Italy's Largest Utility Agrees to $1.73 billion Sale Leaseback of Property Portfolio

Bloomberg.com: Germany - March 19, 2004

Enel SpA, Italy's biggest utility, agreed to sell most of its real estate holdings to a Deutsche Bank AG-led group for 1.4 billion euros ($1.73 billion) to reduce debt and focus on its electricity and gas businesses. Deutsche Bank, Europe's second-biggest bank by assets, and French money manager CDC Ixis will buy 887 properties, Rome-based Enel said in a faxed statement. Enel expects to record a pretax gain of 200 million euros from the sale.

Enel, Europe's fourth-biggest power producer, has a market value of 37.2 billion euros. Enel debt is rated A1 at Moody's Investors Service and A+ at Standard & Poor's Corp., the fifth-highest level. Both ratings companies have a negative outlook on their rankings. The difference between the yield on the notes and that of similarly dated government debt is 19 basis points, little changed from six months ago.

State-controlled Enel cut the amount of property offered for sale after rejecting a 1.7 billion-euro offer from Deutsche Bank and CDC for all of its real estate holdings, the Italian newspaper MF reported in January. Enel said today it transferred 335 properties valued at 380 million euros to another of its property units. Deutsche Bank and CDC have until April 30 to sign the purchase contract, Enel said. The two companies submitted the only bid for the property in November. Two other potential buyers couldn't agree on the terms under which Enel would rent some of the assets. Pirelli & C. Real Estate SpA, Italy's biggest property manager, has said it may buy some of the assets from Deutsche Bank and CDC for as much as 200 million euros.

CDC is a unit of Caisse des Depots et Consignations, France's biggest financial institution, and manages pension funds for government employees. Deutsche Bank is making the purchase through its DB Real Estate Management unit, Enel said.

Cost Savings

Enel plans to use the cash from the sale to reduce debt, which stood at 24.3 billion euros at the end of last year.

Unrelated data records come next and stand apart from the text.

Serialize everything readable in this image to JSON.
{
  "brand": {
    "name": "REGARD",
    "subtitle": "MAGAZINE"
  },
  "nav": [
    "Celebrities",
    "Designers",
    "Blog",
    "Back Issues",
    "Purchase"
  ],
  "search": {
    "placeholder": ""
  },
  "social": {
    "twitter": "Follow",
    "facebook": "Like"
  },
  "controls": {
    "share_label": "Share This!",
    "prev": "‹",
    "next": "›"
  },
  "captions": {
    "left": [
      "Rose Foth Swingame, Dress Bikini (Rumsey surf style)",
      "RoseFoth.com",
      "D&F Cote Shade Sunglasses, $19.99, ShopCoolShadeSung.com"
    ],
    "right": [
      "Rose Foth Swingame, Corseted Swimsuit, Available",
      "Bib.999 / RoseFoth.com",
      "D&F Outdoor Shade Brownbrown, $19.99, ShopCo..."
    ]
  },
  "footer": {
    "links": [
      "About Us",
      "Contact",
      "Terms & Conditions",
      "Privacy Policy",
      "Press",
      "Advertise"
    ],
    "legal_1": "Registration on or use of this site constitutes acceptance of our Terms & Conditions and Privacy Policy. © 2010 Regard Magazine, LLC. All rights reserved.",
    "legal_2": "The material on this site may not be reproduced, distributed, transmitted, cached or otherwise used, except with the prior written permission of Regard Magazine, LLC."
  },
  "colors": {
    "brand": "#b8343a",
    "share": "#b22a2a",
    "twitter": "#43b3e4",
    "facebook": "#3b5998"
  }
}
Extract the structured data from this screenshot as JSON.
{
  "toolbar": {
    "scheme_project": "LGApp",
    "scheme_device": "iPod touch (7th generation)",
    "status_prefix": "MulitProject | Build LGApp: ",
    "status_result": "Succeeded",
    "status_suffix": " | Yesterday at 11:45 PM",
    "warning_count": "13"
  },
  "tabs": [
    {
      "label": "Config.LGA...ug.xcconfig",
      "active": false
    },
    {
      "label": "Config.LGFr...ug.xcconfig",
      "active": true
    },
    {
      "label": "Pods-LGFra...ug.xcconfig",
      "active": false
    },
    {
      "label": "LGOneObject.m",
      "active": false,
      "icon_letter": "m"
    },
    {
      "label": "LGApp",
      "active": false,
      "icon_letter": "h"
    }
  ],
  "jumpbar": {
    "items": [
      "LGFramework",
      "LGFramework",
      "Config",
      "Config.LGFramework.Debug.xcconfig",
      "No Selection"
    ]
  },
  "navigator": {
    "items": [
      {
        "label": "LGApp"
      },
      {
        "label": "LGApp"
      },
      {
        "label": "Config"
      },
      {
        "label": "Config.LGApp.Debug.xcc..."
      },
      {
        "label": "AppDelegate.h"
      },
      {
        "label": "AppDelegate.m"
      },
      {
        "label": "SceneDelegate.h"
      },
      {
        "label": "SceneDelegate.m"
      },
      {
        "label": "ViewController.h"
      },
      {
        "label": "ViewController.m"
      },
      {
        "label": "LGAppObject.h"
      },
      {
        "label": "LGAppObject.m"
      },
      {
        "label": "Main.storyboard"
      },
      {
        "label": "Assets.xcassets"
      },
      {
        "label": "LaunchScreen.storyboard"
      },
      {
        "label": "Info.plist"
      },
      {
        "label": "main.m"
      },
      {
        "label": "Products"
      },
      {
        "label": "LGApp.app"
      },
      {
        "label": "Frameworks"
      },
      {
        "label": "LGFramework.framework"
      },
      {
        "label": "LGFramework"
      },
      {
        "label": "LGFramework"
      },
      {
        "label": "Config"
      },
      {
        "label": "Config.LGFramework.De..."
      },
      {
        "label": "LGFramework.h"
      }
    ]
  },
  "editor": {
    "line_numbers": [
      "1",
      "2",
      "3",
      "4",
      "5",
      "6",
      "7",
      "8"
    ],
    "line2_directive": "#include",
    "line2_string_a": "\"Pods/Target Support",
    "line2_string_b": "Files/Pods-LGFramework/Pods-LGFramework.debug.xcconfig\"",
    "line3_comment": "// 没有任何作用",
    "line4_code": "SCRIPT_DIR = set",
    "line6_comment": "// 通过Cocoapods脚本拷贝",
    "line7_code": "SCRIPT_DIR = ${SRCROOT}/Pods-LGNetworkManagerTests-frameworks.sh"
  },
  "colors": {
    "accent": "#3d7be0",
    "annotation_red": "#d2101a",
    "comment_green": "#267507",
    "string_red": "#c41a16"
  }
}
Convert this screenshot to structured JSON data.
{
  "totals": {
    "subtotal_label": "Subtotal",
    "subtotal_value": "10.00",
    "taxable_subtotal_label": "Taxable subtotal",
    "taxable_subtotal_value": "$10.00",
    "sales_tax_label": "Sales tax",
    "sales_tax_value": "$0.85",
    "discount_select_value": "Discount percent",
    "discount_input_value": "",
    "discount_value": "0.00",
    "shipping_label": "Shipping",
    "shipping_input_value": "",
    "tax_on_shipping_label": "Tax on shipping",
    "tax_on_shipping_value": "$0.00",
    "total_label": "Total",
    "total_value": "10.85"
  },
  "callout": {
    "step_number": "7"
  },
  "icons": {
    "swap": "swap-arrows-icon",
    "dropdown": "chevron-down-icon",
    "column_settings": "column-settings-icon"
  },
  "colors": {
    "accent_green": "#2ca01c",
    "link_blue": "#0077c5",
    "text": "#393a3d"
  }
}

The agreement will allow Enel to save 20 million euros a year by cutting debt and interest payments, and renting back some of the properties will reduce maintenance costs. Enel follows Italian companies such as Telecom Italia SpA, the nation's biggest telephone company, and Eni SpA, Europe's fourth-biggest oil producer, in selling property. Buyers have included Pirelli Real Estate and the property funds of Morgan Stanley and Goldman Sachs Group Inc.

Italian Trend

Italian companies have sold property valued at $13.1 billion in the past four years, according to Bloomberg data. Shares of Pirelli Real Estate have advanced 65 percent in the past year, and Beni Stabili SpA, Italy's second-biggest property manager, has climbed 53 percent. A Bloomberg index of 104 European property companies has jumped 61 percent in the period.

Enel and Deutsche Bank formed a property joint venture in 2000, when former Chief Executive Franco Tato was seeking to expand in such areas. Deutsche Bank bought Enel's share of the venture two years later. The Italian utility put its Enel Real Estate unit up for sale in 2002. At the time, the business had a book value of 2.6 billion euros, included a car-rental subsidiary and employed 1,128 people. It had 3 million square meters of industrial real estate and 1.1 million square meters of residential properties.

Citigroup Inc. and Lazard LLC advised Enel on the sale.